John Ridley, scénariste oscarisé pour «12 Years a Slave», réalise son premier film, un biopic qui s’intéresse à la vie de Jimmy Hendrix dans le Swinging London.
« Jimi : All Is By My Side » retrace la vie de Jimmy Hendrix, depuis le petit bar new-yorkais dans lequel il fut repéré par Linda Keith, la compagne de Keith Richards (interprétée par Imogen Poots, aux faux airs d’Anna Karina), jusqu’à son départ pour le festival de Pop Music de Monterrey en juin 1967, où il partagea la scène avec Janis Joplin, The Who, ou encore Otis Redding.
Le biopic est un art compliqué : raconter la vie d’une légende tout en conférant au film rythme et tension n’est pas aisé, et nombreux sont les films du genre à avoir déçus leur public.
John Ridley use de la techinuqe du « jump cut », coupe à l’intérieur d’une même scène et joue avec les voix directes ou off, conférant ainsi un certain rythme à son film, tout en faisant planer une légère impression d’hallucinations visuelles et auditives. Le tableau qu’il brosse de la vie de Hendrix pourrait être qualifié d’ « impressionniste » : par petites touches, petites scènes, il établit une ambiance particulière, et nous donne à voir comme des instants volés de la vie de la star.
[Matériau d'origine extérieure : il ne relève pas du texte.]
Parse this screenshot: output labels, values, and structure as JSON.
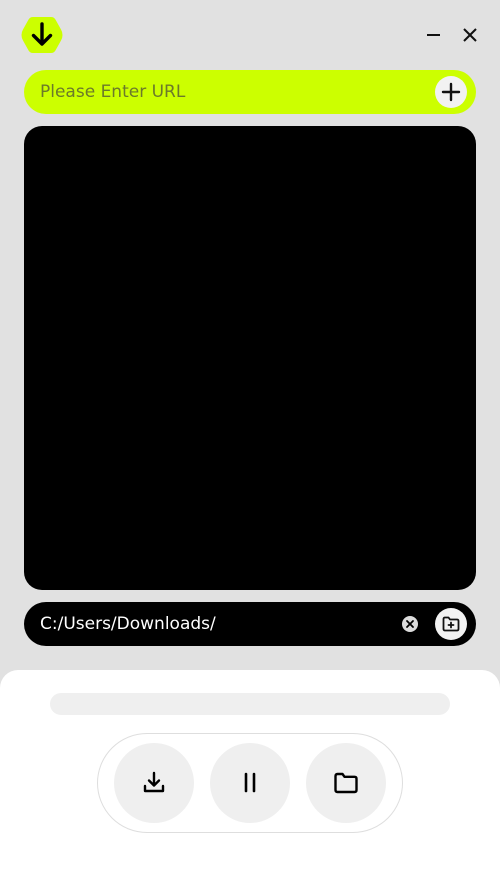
{
  "app": {
    "logo_icon": "download-arrow-hexagon-icon",
    "accent_color": "#ccff00"
  },
  "window_controls": {
    "minimize_icon": "minus-icon",
    "close_icon": "close-icon"
  },
  "url_bar": {
    "placeholder": "Please Enter URL",
    "value": "",
    "add_icon": "plus-icon"
  },
  "path_bar": {
    "path": "C:/Users/Downloads/",
    "clear_icon": "clear-x-icon",
    "browse_icon": "folder-plus-icon"
  },
  "progress": {
    "fraction": 0
  },
  "controls": {
    "download_icon": "download-icon",
    "pause_icon": "pause-icon",
    "folder_icon": "folder-icon"
  }
}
Star, Hendrix n’en est pas forcément une dans ce film qui s’attache davantage à montrer les coulisses que le show en lui-même.
Faute d’avoir pu obtenir les droits des morceaux originaux, la bande-son du film doit se contenter de peu, et nous ne voyons Hendrix véritablement chanter que dans une scène finale. Posé, il ne se laisse pas aller à la rage qui semble régir les autres grands noms de sa génération : comme Eric Clapton qui quitte précipitamment la scène, tant le talent de ce jeune admirateur, fraîchement débarqué des Etats-Unis et qui a demandé à faire un buff avec lui, est imposant.
Hendrix évolue dans la faune londonienne des années 60 avec bonne humeur et modestie. Il s’étonne lui-même de son succès, appelle son père à l’autre bout du monde pour en rire, se laisse conseiller par sa petite amie, Katie, pour savoir si la veste militaire qu’il choisit dans un magasin de friperies est assez « groovy ». Nous apprenons à le connaître et à l’aimer, cet homme plutôt sans histoires, au sourire doux, à la voix tempérée, qui semble faire de la musique parce qu’il l’aime véritablement et qu’il veut transmettre au public ce qu’elle signifie pour lui – une énergie, des couleurs, une vision du monde – plutôt que pour devenir un nom.
Le film aborde des thématiques chères à Ridley: ainsi, lorsque Ida, la nouvelle amie de Hendrix, métisse de Milwaukee, lui présente le militant Michael X, il s’entend dire qu’il ne sera jamais rien d’autre qu’une « curiosité » aux yeux des Blancs devant lesquels il se produit, et qu’il ferait mieux d’adresser sa musique aux siens, « à son peuple » pour lequel il pourrait devenir un symbole, une inspiration. Jimi répond qu’il ne fait que jouer de la guitare et que lorsque le pouvoir de l’amour sera plus fort que l’amour du pouvoir, les choses pourront enfin changer.
Mais derrière cette posture de « hippie cool » se cache un autre Hendrix que Ridley tient à présenter, malgré les démentis de la véritable Katie Etchingham : celui qui, violent, jaloux, rendu paranoïaque par les propos doucereux d’Ida, en vient à frapper sa compagne avec le combiné d’un téléphone au beau milieu d’un bar.
Ce défaut est rattrapé par l’interprétation d’André Benjamin (le chanteur du groupe Outkast qui se fit connaître avec le single «Hey Ya»), qui nous offre un Hendrix calme, « cool », sympathique et charmant.
Le film n’évite pas les clichés qui sont liés au sujet et à l’époque, non plus qu’un certain manque d’intrigue parfois propre au genre du biopic, mais parvient malgré tout, dans plusieurs scènes très justes ainsi qu’à travers la belle interprétation d’André Benjamin et du reste du cast, à nous toucher, et à nous donner l’impression d’avoir partagé un peu de cette vie, à la fois commune et très particulière.